Chilling and Freezing Food


  • The freezer should be operating at a maximum temperature of -18°C.

  • Check the temperature of your fridge regularly and record it. Ideally it should be 1°C – 4°C. Do not leave the door open for long periods of time.

  • Do not fill over the load line in a freezer. Label all foods with the correct dates and rotate accordingly.

  • If you don’t have a separate fridge for raw foods, ensure that you store raw foods on the lower shelves with other foods above them.

  • Do not put hot foods directly into the fridge. Cover them and let them cool first.


Waste


  • Food waste and packaging rubbish must be disposed of properly as it can be a source of both bacterial and physical contamination.

  • There should be both inside and outside bins.

  • Indoor bins should have lids and be lined with a disposable bag.

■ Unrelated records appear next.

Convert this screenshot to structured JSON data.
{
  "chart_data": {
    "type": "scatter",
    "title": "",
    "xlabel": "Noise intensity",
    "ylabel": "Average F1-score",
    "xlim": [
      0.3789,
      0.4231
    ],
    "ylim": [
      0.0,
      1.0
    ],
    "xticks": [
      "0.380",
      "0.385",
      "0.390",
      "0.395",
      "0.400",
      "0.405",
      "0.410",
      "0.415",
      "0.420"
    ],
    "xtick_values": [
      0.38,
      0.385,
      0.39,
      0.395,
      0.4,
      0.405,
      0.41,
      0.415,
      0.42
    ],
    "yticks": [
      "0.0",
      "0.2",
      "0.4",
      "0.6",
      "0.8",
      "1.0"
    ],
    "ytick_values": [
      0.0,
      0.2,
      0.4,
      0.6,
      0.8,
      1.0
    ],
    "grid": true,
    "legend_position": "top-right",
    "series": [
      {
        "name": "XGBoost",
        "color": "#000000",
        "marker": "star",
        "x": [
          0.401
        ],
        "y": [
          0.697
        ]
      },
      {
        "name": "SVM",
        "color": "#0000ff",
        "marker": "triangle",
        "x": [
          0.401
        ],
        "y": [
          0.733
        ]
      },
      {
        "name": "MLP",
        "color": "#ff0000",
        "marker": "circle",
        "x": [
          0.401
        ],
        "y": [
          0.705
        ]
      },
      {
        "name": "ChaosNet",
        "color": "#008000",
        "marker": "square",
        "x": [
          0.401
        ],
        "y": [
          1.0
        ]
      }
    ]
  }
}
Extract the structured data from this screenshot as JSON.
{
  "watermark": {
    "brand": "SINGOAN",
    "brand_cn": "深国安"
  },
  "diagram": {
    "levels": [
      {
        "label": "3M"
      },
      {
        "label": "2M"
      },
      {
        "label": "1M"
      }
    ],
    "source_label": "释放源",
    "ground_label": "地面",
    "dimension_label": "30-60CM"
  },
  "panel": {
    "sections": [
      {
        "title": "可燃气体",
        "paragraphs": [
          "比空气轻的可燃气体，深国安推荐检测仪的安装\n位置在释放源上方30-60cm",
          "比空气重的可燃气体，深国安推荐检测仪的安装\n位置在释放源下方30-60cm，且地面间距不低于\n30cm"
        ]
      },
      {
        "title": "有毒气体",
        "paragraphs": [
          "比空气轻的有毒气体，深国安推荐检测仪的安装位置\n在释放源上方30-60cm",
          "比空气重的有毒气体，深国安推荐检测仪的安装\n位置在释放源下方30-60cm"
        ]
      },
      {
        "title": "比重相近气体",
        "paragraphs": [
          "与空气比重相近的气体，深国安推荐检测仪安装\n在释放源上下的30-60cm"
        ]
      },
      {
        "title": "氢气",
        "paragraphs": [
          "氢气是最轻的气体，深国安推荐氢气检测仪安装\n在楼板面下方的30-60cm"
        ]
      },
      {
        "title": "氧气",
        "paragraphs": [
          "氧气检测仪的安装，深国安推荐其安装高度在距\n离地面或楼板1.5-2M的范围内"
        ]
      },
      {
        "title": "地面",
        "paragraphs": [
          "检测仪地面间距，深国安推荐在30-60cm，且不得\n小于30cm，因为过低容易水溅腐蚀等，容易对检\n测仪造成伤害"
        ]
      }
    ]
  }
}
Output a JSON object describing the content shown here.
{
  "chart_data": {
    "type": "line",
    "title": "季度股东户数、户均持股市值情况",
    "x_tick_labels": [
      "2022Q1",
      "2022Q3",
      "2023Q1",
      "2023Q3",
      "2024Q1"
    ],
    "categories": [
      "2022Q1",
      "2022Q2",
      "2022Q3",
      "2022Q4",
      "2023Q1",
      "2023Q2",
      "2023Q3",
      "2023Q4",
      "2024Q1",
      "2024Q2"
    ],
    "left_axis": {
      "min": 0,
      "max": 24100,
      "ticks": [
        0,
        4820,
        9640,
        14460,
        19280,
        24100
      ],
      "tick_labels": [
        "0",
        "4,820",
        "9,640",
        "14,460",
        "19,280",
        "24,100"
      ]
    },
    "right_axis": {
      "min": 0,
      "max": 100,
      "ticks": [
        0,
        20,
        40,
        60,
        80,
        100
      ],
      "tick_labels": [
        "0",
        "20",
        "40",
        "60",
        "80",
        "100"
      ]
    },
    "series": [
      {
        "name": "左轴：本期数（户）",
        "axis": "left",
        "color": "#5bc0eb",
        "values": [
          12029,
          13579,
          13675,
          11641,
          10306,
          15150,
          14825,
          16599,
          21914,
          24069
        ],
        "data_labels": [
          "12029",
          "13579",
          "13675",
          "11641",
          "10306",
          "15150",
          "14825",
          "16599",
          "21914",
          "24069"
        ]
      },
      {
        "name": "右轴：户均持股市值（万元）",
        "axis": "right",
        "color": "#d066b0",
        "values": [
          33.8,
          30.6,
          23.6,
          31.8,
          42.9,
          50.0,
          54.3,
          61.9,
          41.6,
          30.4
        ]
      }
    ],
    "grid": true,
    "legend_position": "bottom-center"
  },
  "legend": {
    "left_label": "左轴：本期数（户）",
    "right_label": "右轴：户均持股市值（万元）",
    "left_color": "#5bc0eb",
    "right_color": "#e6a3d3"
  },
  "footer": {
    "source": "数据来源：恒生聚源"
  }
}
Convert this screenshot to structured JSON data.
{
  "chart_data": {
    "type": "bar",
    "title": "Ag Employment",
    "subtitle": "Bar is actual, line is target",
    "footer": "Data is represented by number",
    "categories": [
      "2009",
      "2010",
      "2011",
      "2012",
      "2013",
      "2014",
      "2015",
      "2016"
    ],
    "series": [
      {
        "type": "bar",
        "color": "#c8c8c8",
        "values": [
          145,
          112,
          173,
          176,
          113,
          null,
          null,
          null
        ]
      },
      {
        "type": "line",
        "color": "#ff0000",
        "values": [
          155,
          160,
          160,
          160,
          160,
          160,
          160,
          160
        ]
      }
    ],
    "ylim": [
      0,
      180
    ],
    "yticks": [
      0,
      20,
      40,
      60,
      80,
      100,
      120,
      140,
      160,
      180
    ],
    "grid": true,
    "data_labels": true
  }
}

  • Rubbish should be removed throughout the day to an outdoor bin with a lid.


Stock Control


  • Foods should be bought from reputable suppliers. Regular checks should be made to make sure that physical objects or chemicals are not contaminating foods.

  • Place old stock to the front of the fridge, this way it can be used first.

  • Make sure that new stock is positioned underneath old stock in freezers.

  • Rotate fresh produce by date; for example, use the ripe fruit first and leave the less ripe fruit for later.

  • Use the acronym FIFO as a guide – First In First Out.


Food delivery


  • All foods must be delivered to consumers in a way that ensures that they do not become unsafe or unfit to eat.

  • Foods that need refrigerating must be kept cool while they are being transported. This may need to be packed in an insulated box with a coolant gel or in a cool bag.


Serving Food


  • Use utensils to pick up food. use one for each kind of food.

  • Do not handle both food and money at the same time.

  • Ensure that animals are kept out of food premises (except guide dogs in shops).

  • Keep food covered.


Community and charity food provision


  • Where food will be supplied to vulnerable consumers, (i.e. the elderly, infants under 5 years, pregnant women or people with a weakened immune system) food providers must put suitable controls in place with certain foodstuffs – for example, this might include provision of information about raw or low-temperature-cooked foods. Food providers should be aware that certain foods may not be suitable for vulnerable people, such as pâtés or mould-ripened soft cheeses.